If the legislature is willing to try that, how long before they
try sucking up our Floridan Aquifer water for Atlanta?
Prefiled in December to be up early as the Georgia legisture starts meeting
today, is a bill to try to move the northern border of Georgia to match
an eighteenth century boundary that just happens to include a bit of the
Tennessee River in Georgia.
HR 4,
Georgia and Tennessee; boundary dispute; propose settlement,
was filed by
Rep.

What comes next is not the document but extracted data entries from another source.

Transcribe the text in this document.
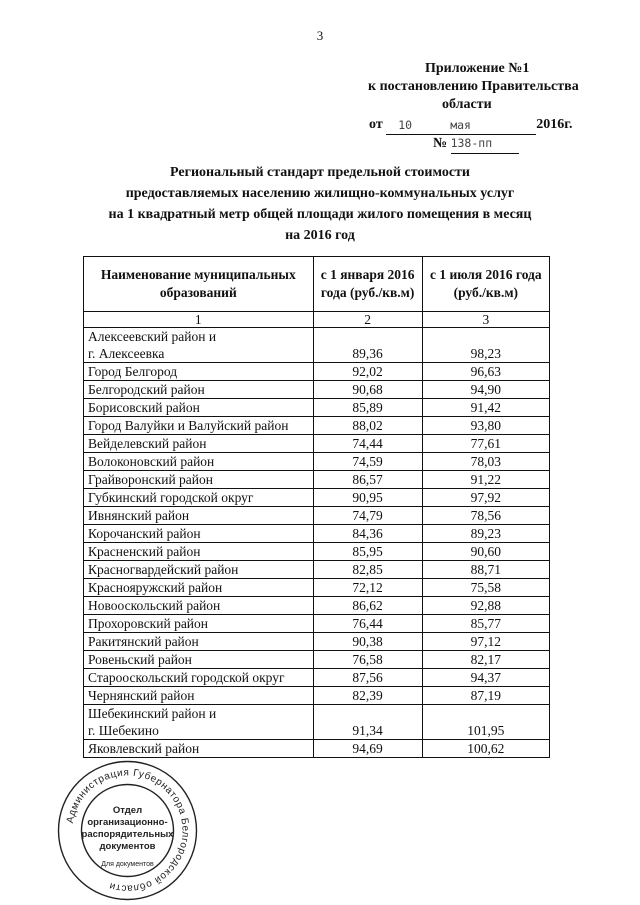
3
Приложение №1
к постановлению Правительства
области
от 10	мая	2016г.
№ 138-пп
Региональный стандарт предельной стоимости
предоставляемых населению жилищно-коммунальных услуг
на 1 квадратный метр общей площади жилого помещения в месяц
на 2016 год
Наименование муниципальных образований	с 1 января 2016 года (руб./кв.м)	с 1 июля 2016 года (руб./кв.м)
1	2	3

Алексеевский район и
г. Алексеевка	89,36	98,23

Город Белгород	92,02	96,63

Белгородский район	90,68	94,90

Борисовский район	85,89	91,42

Город Валуйки и Валуйский район	88,02	93,80

Вейделевский район	74,44	77,61

Волоконовский район	74,59	78,03

Грайворонский район	86,57	91,22

Губкинский городской округ	90,95	97,92

Ивнянский район	74,79	78,56

Корочанский район	84,36	89,23

Красненский район	85,95	90,60

Красногвардейский район	82,85	88,71

Краснояружский район	72,12	75,58

Новооскольский район	86,62	92,88

Прохоровский район	76,44	85,77

Ракитянский район	90,38	97,12

Ровеньский район	76,58	82,17

Старооскольский городской округ	87,56	94,37

Чернянский район	82,39	87,19

Шебекинский район и
г. Шебекино	91,34	101,95

Яковлевский район	94,69	100,62
Администрация Губернатора Белгородской области
Отдел
организационно-
распорядительных
документов
Для документов
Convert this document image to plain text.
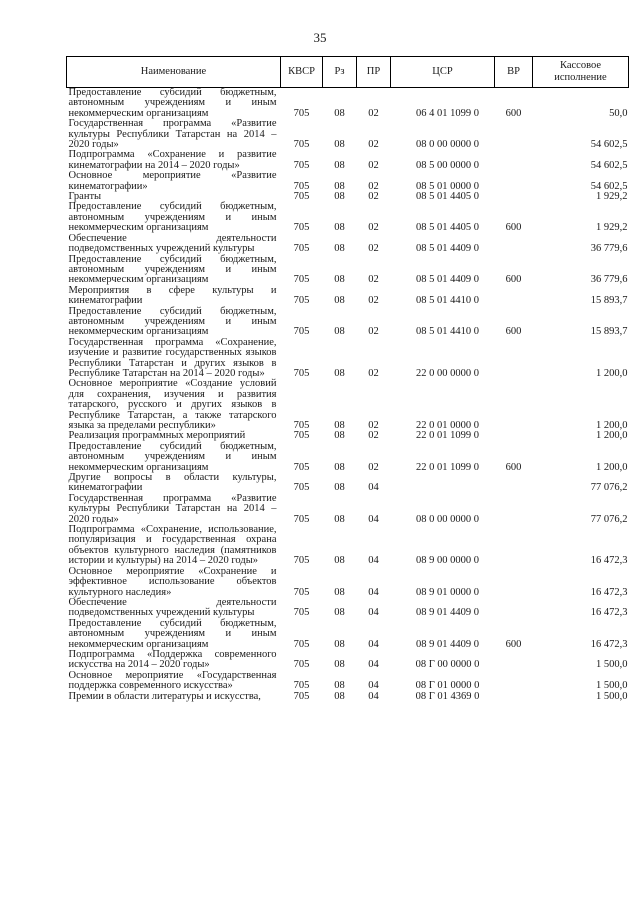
35
Наименование	КВСР	Рз	ПР	ЦСР	ВР	Кассовое исполнение
Предоставление субсидий бюджетным, автономным учреждениям и иным некоммерческим организациям	705	08	02	06 4 01 1099 0	600	50,0
Государственная программа «Развитие культуры Республики Татарстан на 2014 – 2020 годы»	705	08	02	08 0 00 0000 0		54 602,5
Подпрограмма «Сохранение и развитие кинематографии на 2014 – 2020 годы»	705	08	02	08 5 00 0000 0		54 602,5
Основное мероприятие «Развитие кинематографии»	705	08	02	08 5 01 0000 0		54 602,5
Гранты	705	08	02	08 5 01 4405 0		1 929,2
Предоставление субсидий бюджетным, автономным учреждениям и иным некоммерческим организациям	705	08	02	08 5 01 4405 0	600	1 929,2
Обеспечение деятельности подведомственных учреждений культуры	705	08	02	08 5 01 4409 0		36 779,6
Предоставление субсидий бюджетным, автономным учреждениям и иным некоммерческим организациям	705	08	02	08 5 01 4409 0	600	36 779,6
Мероприятия в сфере культуры и кинематографии	705	08	02	08 5 01 4410 0		15 893,7
Предоставление субсидий бюджетным, автономным учреждениям и иным некоммерческим организациям	705	08	02	08 5 01 4410 0	600	15 893,7
Государственная программа «Сохранение, изучение и развитие государственных языков Республики Татарстан и других языков в Республике Татарстан на 2014 – 2020 годы»	705	08	02	22 0 00 0000 0		1 200,0
Основное мероприятие «Создание условий для сохранения, изучения и развития татарского, русского и других языков в Республике Татарстан, а также татарского языка за пределами республики»	705	08	02	22 0 01 0000 0		1 200,0
Реализация программных мероприятий	705	08	02	22 0 01 1099 0		1 200,0
Предоставление субсидий бюджетным, автономным учреждениям и иным некоммерческим организациям	705	08	02	22 0 01 1099 0	600	1 200,0
Другие вопросы в области культуры, кинематографии	705	08	04			77 076,2
Государственная программа «Развитие культуры Республики Татарстан на 2014 – 2020 годы»	705	08	04	08 0 00 0000 0		77 076,2
Подпрограмма «Сохранение, использование, популяризация и государственная охрана объектов культурного наследия (памятников истории и культуры) на 2014 – 2020 годы»	705	08	04	08 9 00 0000 0		16 472,3
Основное мероприятие «Сохранение и эффективное использование объектов культурного наследия»	705	08	04	08 9 01 0000 0		16 472,3
Обеспечение деятельности подведомственных учреждений культуры	705	08	04	08 9 01 4409 0		16 472,3
Предоставление субсидий бюджетным, автономным учреждениям и иным некоммерческим организациям	705	08	04	08 9 01 4409 0	600	16 472,3
Подпрограмма «Поддержка современного искусства на 2014 – 2020 годы»	705	08	04	08 Г 00 0000 0		1 500,0
Основное мероприятие «Государственная поддержка современного искусства»	705	08	04	08 Г 01 0000 0		1 500,0
Премии в области литературы и искусства,	705	08	04	08 Г 01 4369 0		1 500,0
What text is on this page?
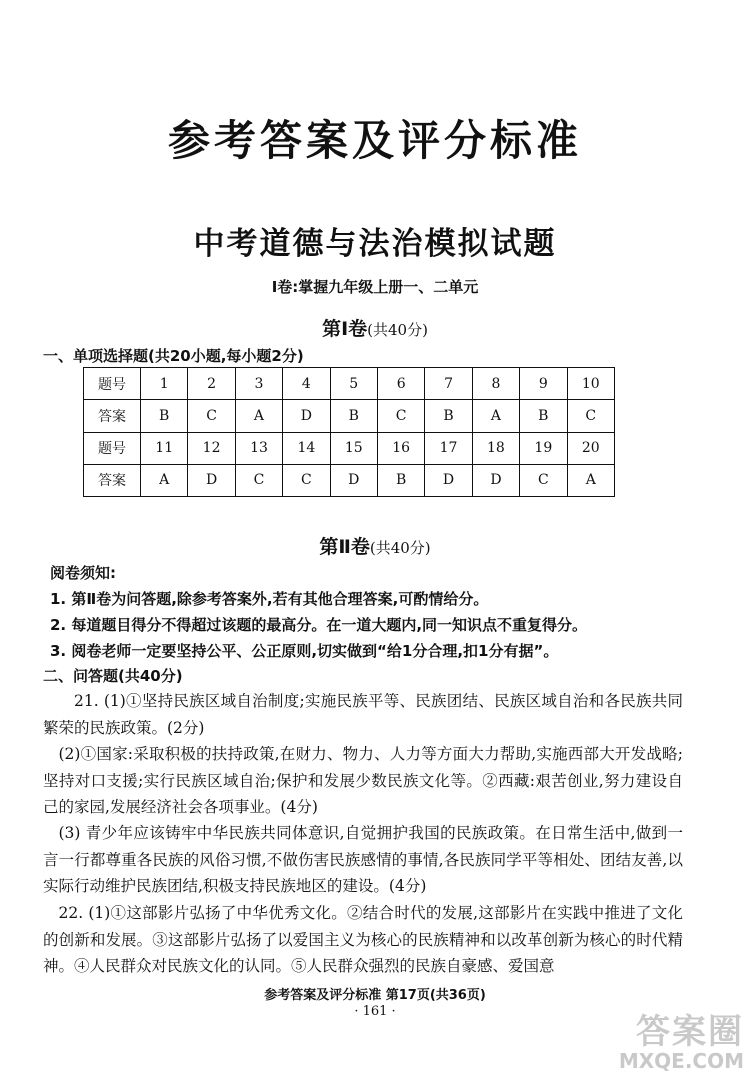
参考答案及评分标准
中考道德与法治模拟试题
Ⅰ卷:掌握九年级上册一、二单元
第Ⅰ卷(共40分)
一、单项选择题(共20小题,每小题2分)
题号	1	2	3	4	5	6	7	8	9	10
答案	B	C	A	D	B	C	B	A	B	C
题号	11	12	13	14	15	16	17	18	19	20
答案	A	D	C	C	D	B	D	D	C	A
第Ⅱ卷(共40分)
阅卷须知:
1. 第Ⅱ卷为问答题,除参考答案外,若有其他合理答案,可酌情给分。
2. 每道题目得分不得超过该题的最高分。在一道大题内,同一知识点不重复得分。
3. 阅卷老师一定要坚持公平、公正原则,切实做到“给1分合理,扣1分有据”。
二、问答题(共40分)
21. (1)①坚持民族区域自治制度;实施民族平等、民族团结、民族区域自治和各民族共同繁荣的民族政策。(2分)
(2)①国家:采取积极的扶持政策,在财力、物力、人力等方面大力帮助,实施西部大开发战略;坚持对口支援;实行民族区域自治;保护和发展少数民族文化等。②西藏:艰苦创业,努力建设自己的家园,发展经济社会各项事业。(4分)
(3) 青少年应该铸牢中华民族共同体意识,自觉拥护我国的民族政策。在日常生活中,做到一言一行都尊重各民族的风俗习惯,不做伤害民族感情的事情,各民族同学平等相处、团结友善,以实际行动维护民族团结,积极支持民族地区的建设。(4分)
22. (1)①这部影片弘扬了中华优秀文化。②结合时代的发展,这部影片在实践中推进了文化的创新和发展。③这部影片弘扬了以爱国主义为核心的民族精神和以改革创新为核心的时代精神。④人民群众对民族文化的认同。⑤人民群众强烈的民族自豪感、爱国意
参考答案及评分标准 第17页(共36页)
· 161 ·
答案圈
MXQE.COM
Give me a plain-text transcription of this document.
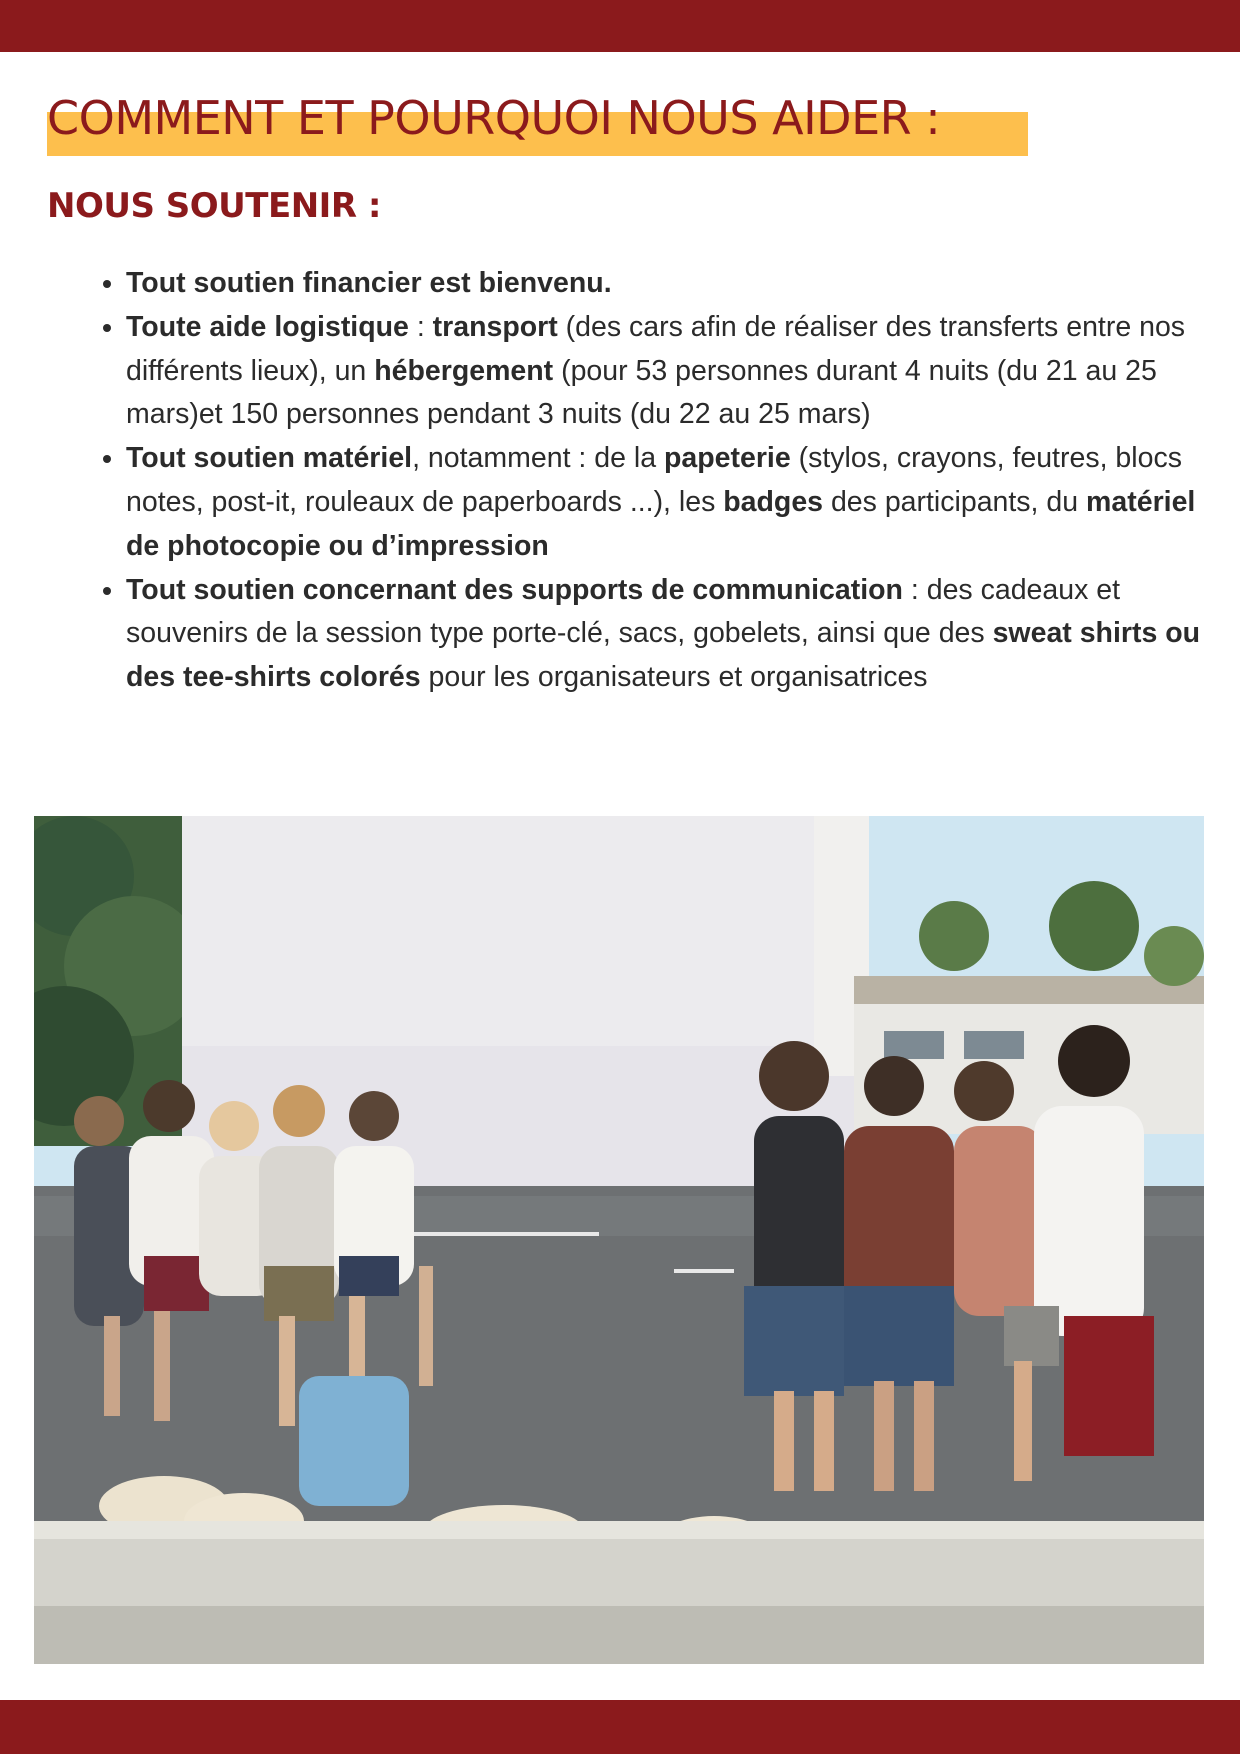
COMMENT ET POURQUOI NOUS AIDER :
NOUS SOUTENIR :
• Tout soutien financier est bienvenu.
• Toute aide logistique : transport (des cars afin de réaliser des transferts entre nos différents lieux), un hébergement (pour 53 personnes durant 4 nuits (du 21 au 25 mars)et 150 personnes pendant 3 nuits (du 22 au 25 mars)
• Tout soutien matériel, notamment : de la papeterie (stylos, crayons, feutres, blocs notes, post-it, rouleaux de paperboards ...), les badges des participants, du matériel de photocopie ou d’impression
• Tout soutien concernant des supports de communication : des cadeaux et souvenirs de la session type porte-clé, sacs, gobelets, ainsi que des sweat shirts ou des tee-shirts colorés pour les organisateurs et organisatrices
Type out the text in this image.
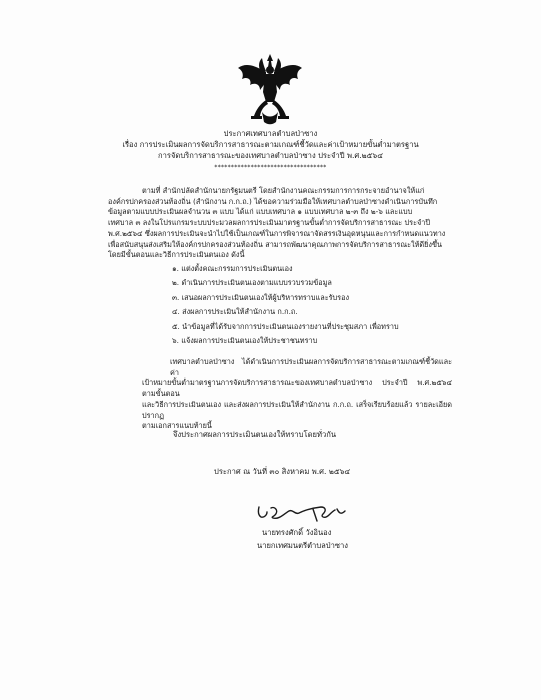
ประกาศเทศบาลตำบลป่าซาง
เรื่อง การประเมินผลการจัดบริการสาธารณะตามเกณฑ์ชี้วัดและค่าเป้าหมายขั้นต่ำมาตรฐาน
การจัดบริการสาธารณะของเทศบาลตำบลป่าซาง ประจำปี พ.ศ.๒๕๖๔
**********************************

ตามที่ สำนักปลัดสำนักนายกรัฐมนตรี โดยสำนักงานคณะกรรมการการกระจายอำนาจให้แก่

องค์กรปกครองส่วนท้องถิ่น (สำนักงาน ก.ก.ถ.) ได้ขอความร่วมมือให้เทศบาลตำบลป่าซางดำเนินการบันทึก

ข้อมูลตามแบบประเมินผลจำนวน ๓ แบบ ได้แก่ แบบเทศบาล ๑ แบบเทศบาล ๒-๓ ถึง ๒-๖ และแบบ

เทศบาล ๓ ลงในโปรแกรมระบบประมวลผลการประเมินมาตรฐานขั้นต่ำการจัดบริการสาธารณะ ประจำปี

พ.ศ.๒๕๖๔ ซึ่งผลการประเมินจะนำไปใช้เป็นเกณฑ์ในการพิจารณาจัดสรรเงินอุดหนุนและการกำหนดแนวทาง

เพื่อสนับสนุนส่งเสริมให้องค์กรปกครองส่วนท้องถิ่น สามารถพัฒนาคุณภาพการจัดบริการสาธารณะให้ดียิ่งขึ้น

โดยมีขั้นตอนและวิธีการประเมินตนเอง ดังนี้

๑. แต่งตั้งคณะกรรมการประเมินตนเอง
๒. ดำเนินการประเมินตนเองตามแบบรวบรวมข้อมูล
๓. เสนอผลการประเมินตนเองให้ผู้บริหารทราบและรับรอง
๔. ส่งผลการประเมินให้สำนักงาน ก.ก.ถ.
๕. นำข้อมูลที่ได้รับจากการประเมินตนเองรายงานที่ประชุมสภา เพื่อทราบ
๖. แจ้งผลการประเมินตนเองให้ประชาชนทราบ

เทศบาลตำบลป่าซาง ได้ดำเนินการประเมินผลการจัดบริการสาธารณะตามเกณฑ์ชี้วัดและค่า

เป้าหมายขั้นต่ำมาตรฐานการจัดบริการสาธารณะของเทศบาลตำบลป่าซาง ประจำปี พ.ศ.๒๕๖๔ ตามขั้นตอน

และวิธีการประเมินตนเอง และส่งผลการประเมินให้สำนักงาน ก.ก.ถ. เสร็จเรียบร้อยแล้ว รายละเอียดปรากฏ

ตามเอกสารแนบท้ายนี้

จึงประกาศผลการประเมินตนเองให้ทราบโดยทั่วกัน
ประกาศ ณ วันที่ ๓๐ สิงหาคม พ.ศ. ๒๕๖๔
นายทรงศักดิ์ วังอินอง
นายกเทศมนตรีตำบลป่าซาง
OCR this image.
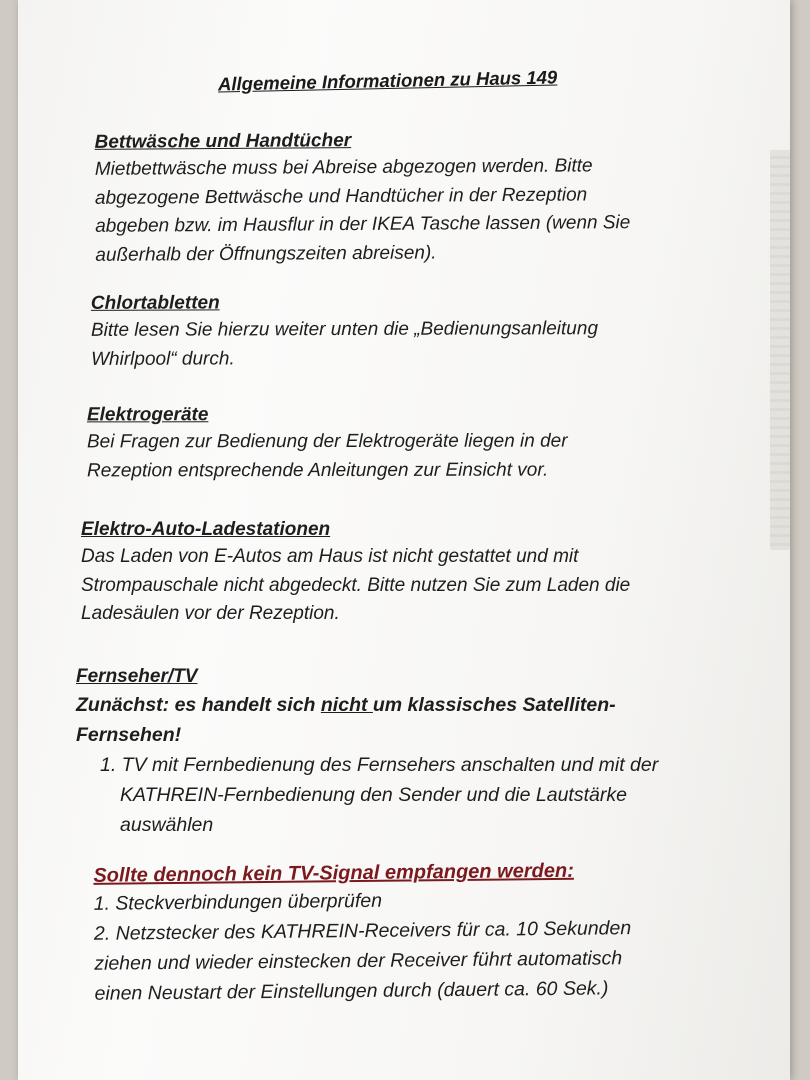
Allgemeine Informationen zu Haus 149

Bettwäsche und Handtücher

Mietbettwäsche muss bei Abreise abgezogen werden. Bitte

abgezogene Bettwäsche und Handtücher in der Rezeption

abgeben bzw. im Hausflur in der IKEA Tasche lassen (wenn Sie

außerhalb der Öffnungszeiten abreisen).

Chlortabletten

Bitte lesen Sie hierzu weiter unten die „Bedienungsanleitung

Whirlpool“ durch.

Elektrogeräte

Bei Fragen zur Bedienung der Elektrogeräte liegen in der

Rezeption entsprechende Anleitungen zur Einsicht vor.

Elektro-Auto-Ladestationen

Das Laden von E-Autos am Haus ist nicht gestattet und mit

Strompauschale nicht abgedeckt. Bitte nutzen Sie zum Laden die

Ladesäulen vor der Rezeption.

Fernseher/TV

Zunächst: es handelt sich nicht um klassisches Satelliten-

Fernsehen!

1. TV mit Fernbedienung des Fernsehers anschalten und mit der

KATHREIN-Fernbedienung den Sender und die Lautstärke

auswählen

Sollte dennoch kein TV-Signal empfangen werden:

1. Steckverbindungen überprüfen

2. Netzstecker des KATHREIN-Receivers für ca. 10 Sekunden

ziehen und wieder einstecken der Receiver führt automatisch

einen Neustart der Einstellungen durch (dauert ca. 60 Sek.)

Harry Geisinger, R – Roswell, District 48,
and says in part:
WHEREAS, the State of Georgia proposes to the State of Tennessee
that the dispute be resolved by the states agreeing that the current
boundary between the two states reflecting the flawed 1818 survey be
adopted as the legal boundary between the states except for an area
described as follows which shall be made a part of the State of
Georgia by which Georgia shall be able to exercise its riparian
water rights to the Tennessee River at Nickajack:
Georgia is already in a
three-decade-long dispute with Alabama and
Florida over the Chattahoochee River.
Does adding a dispute over the Tennessee River
seem like a good idea to you?
And how can we best stop Atlanta from coming for our Floridan Aquifer?